Le débat sur les pouvoirs de guerre s’intensifie à Washington après que le président Donald Trump a ordonné des frappes contre l’Iran sans autorisation formelle du Congrès. Des élus des deux chambres exigent désormais un vote rapide sur une résolution visant à limiter l’action militaire de l’exécutif, estimant que l’opération pourrait être illégale et entraîner les États-Unis dans un conflit prolongé au Moyen-Orient.
Au Sénat comme à la Chambre des représentants, où les républicains disposent d’une majorité étroite, des projets de résolution sur les pouvoirs de guerre avaient été préparés avant même les frappes de samedi.
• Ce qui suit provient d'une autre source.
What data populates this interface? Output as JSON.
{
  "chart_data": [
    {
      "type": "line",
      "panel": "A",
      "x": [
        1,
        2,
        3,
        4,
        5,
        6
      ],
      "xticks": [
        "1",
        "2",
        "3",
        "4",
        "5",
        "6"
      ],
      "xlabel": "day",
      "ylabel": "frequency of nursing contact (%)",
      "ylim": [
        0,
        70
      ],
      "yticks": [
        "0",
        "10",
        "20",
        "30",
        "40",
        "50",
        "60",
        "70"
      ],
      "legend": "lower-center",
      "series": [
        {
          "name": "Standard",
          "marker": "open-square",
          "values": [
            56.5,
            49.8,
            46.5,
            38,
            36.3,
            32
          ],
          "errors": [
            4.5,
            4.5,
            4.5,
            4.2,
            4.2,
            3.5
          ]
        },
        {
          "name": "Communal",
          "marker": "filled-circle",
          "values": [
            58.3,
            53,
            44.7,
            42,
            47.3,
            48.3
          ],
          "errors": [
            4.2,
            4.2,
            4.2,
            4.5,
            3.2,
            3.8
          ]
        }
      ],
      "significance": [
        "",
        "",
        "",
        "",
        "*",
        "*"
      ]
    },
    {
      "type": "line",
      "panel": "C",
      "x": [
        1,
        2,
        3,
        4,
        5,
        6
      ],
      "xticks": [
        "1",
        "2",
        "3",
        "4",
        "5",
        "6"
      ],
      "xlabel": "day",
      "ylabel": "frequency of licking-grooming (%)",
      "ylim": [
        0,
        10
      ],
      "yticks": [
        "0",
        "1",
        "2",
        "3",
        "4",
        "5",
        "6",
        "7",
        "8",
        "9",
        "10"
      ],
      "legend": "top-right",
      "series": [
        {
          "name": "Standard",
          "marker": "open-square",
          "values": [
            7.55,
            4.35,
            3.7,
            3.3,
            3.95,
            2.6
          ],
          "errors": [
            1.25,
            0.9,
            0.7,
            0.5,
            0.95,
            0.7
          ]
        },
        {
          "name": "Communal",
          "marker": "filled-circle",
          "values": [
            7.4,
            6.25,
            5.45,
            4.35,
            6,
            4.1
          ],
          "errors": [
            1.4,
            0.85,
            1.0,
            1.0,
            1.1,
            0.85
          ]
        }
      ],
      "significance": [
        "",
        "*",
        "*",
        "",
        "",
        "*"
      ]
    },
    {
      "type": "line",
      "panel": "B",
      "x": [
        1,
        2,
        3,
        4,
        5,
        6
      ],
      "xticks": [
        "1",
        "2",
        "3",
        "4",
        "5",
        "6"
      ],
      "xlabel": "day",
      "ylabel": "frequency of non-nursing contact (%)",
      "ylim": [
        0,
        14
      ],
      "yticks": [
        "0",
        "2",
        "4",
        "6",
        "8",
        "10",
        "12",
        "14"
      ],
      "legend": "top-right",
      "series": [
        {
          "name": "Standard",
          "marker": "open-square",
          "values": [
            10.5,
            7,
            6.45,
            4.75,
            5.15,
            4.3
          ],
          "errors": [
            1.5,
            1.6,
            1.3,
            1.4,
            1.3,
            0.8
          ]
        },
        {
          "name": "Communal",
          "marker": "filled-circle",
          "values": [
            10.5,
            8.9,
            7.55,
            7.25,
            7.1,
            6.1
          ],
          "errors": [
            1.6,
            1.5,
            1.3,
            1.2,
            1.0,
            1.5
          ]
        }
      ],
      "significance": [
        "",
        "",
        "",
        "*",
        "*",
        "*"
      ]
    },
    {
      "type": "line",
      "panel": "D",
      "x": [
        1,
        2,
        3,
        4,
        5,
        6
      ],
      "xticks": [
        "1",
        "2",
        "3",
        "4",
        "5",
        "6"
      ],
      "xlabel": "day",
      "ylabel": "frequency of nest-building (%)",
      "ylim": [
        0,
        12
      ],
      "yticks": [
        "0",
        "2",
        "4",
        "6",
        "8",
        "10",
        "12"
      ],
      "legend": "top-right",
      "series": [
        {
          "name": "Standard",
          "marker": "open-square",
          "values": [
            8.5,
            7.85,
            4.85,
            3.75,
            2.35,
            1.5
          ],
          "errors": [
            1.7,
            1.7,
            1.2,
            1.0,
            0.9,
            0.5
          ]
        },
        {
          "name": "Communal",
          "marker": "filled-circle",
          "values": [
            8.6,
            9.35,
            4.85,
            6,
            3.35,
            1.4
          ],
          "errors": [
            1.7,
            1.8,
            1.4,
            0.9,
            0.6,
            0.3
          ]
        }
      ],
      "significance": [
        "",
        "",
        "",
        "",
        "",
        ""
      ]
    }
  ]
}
Le sénateur démocrate Tim Kaine, figure d’un effort bipartisan, a qualifié les attaques de « colossale erreur », interrogeant : « Le président Trump n’a-t-il rien appris des décennies d’ingérences américaines en Iran et des guerres sans fin au Moyen-Orient ? »
À la Chambre, le démocrate Ro Khanna et le républicain Thomas Massie réclament un vote public dès lundi. « Le Congrès doit se réunir pour voter afin d’arrêter cela », a déclaré Khanna, tandis que Massie a estimé que l’opération ne correspondait pas au slogan présidentiel « America First ». Toutefois, de nombreux républicains, notamment parmi les dirigeants du parti, soutiennent la décision de Trump, invoquant les programmes nucléaire et balistique iraniens comme justification d’une action militaire.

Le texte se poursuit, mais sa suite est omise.